RapidStream: Parallel Physical Implementation of FPGA HLS Designs

Abstract

FPGAs require a much longer compilation cycle than conventional computing platforms like CPUs. In this paper, we shorten the overall compilation time by co-optimizing the HLS compilation (C-to-RTL) and the back-end physical implementation (RTL-to-bitstream). We propose a split compilation approach based on the pipelining flexibility at the HLS level, which allows us to partition designs for parallel placement and routing then stitch the separate partitions together. We outline a number of technical challenges and address them by breaking the conventional boundaries between different stages of the traditional FPGA tool flow and reorganizing them to achieve a fast end-to-end compilation.
Our research produces RapidStream, a parallelized and physical-integrated compilation framework that takes in an HLS dataflow program in C/C++ and generates a fully placed and routed implementation.

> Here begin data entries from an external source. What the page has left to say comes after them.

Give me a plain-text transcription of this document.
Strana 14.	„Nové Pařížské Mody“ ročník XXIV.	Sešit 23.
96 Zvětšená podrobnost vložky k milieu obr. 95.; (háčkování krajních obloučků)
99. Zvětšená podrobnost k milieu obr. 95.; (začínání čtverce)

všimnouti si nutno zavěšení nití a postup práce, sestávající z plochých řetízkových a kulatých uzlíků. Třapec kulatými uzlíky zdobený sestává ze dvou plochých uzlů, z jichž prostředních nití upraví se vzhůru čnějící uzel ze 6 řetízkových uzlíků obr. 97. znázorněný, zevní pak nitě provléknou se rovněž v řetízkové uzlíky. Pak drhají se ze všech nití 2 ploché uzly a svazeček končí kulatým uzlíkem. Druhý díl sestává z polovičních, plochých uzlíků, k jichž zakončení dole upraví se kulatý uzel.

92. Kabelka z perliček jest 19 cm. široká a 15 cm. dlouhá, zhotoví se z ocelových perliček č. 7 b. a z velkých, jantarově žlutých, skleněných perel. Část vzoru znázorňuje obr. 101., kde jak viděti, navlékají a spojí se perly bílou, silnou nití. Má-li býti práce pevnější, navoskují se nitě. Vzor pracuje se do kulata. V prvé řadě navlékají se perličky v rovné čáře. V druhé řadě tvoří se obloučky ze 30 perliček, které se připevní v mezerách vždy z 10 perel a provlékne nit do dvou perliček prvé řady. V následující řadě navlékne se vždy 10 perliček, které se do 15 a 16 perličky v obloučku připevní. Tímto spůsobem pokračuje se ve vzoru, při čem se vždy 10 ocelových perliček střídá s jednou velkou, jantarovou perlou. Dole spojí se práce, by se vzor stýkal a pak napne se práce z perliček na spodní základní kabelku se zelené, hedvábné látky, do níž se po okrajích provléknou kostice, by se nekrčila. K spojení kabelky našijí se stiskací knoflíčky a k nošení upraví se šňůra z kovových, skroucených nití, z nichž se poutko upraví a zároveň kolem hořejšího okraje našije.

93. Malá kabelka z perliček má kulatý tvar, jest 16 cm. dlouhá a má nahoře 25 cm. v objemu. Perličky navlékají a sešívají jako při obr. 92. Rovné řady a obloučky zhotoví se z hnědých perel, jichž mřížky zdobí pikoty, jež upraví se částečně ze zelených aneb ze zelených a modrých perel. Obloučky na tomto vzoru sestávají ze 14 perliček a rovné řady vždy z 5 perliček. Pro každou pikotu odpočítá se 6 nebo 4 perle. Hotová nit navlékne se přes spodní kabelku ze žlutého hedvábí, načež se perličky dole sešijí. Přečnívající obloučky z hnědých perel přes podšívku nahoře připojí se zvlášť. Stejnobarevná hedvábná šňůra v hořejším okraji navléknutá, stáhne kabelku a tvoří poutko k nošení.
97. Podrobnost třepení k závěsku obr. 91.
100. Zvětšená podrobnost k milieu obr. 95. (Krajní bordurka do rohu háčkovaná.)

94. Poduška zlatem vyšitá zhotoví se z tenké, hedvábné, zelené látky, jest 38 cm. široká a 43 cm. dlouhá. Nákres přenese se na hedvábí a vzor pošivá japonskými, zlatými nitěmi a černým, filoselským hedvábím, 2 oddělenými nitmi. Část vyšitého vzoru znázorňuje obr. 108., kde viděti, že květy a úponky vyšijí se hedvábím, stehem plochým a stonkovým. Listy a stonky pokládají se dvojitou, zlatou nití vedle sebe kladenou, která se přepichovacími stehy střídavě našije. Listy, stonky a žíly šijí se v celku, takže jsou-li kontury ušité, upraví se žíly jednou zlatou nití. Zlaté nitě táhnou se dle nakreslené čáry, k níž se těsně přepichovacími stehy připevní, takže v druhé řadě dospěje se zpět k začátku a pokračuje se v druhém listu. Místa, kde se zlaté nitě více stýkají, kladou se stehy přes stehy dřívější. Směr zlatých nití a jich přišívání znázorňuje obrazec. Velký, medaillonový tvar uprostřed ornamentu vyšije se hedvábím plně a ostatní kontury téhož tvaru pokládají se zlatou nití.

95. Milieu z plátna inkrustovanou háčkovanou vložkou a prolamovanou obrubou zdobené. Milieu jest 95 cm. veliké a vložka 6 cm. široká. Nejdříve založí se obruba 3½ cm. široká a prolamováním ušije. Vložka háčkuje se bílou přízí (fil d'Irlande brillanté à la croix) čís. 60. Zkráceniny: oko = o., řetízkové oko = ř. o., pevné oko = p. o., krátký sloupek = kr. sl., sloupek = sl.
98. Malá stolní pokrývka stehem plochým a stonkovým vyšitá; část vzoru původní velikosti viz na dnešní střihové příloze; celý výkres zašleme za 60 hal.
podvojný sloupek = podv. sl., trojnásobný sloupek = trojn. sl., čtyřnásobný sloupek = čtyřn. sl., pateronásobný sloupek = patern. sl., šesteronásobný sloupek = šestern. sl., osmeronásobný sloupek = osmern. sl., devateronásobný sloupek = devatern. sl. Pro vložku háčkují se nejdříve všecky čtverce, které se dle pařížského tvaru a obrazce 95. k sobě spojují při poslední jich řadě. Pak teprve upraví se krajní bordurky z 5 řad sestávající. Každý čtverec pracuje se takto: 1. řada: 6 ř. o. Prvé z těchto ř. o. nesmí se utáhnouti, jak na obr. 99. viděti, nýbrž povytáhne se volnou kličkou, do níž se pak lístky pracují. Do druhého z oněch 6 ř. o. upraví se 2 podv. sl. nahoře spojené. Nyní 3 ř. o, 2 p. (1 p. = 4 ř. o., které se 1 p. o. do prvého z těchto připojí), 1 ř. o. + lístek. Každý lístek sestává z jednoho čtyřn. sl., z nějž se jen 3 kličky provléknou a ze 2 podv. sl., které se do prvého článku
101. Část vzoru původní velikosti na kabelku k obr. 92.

When tested on the Xilinx U250 FPGA with a set of realistic HLS designs, RapidStream achieves a 5-7X reduction in compile time and up to 1.3X increase in frequency when compared to a commercial-off-the-shelf toolchain. In addition, we provide preliminary results using a customized open-source router to reduce the compile time up to an order of magnitude in the cases with lower performance requirements. The tool is open-sourced at https://github.com/Licheng-Guo/RapidStream.

Publication
In International Symposium on Field-Programmable Gate Arrays (FPGA), ACM.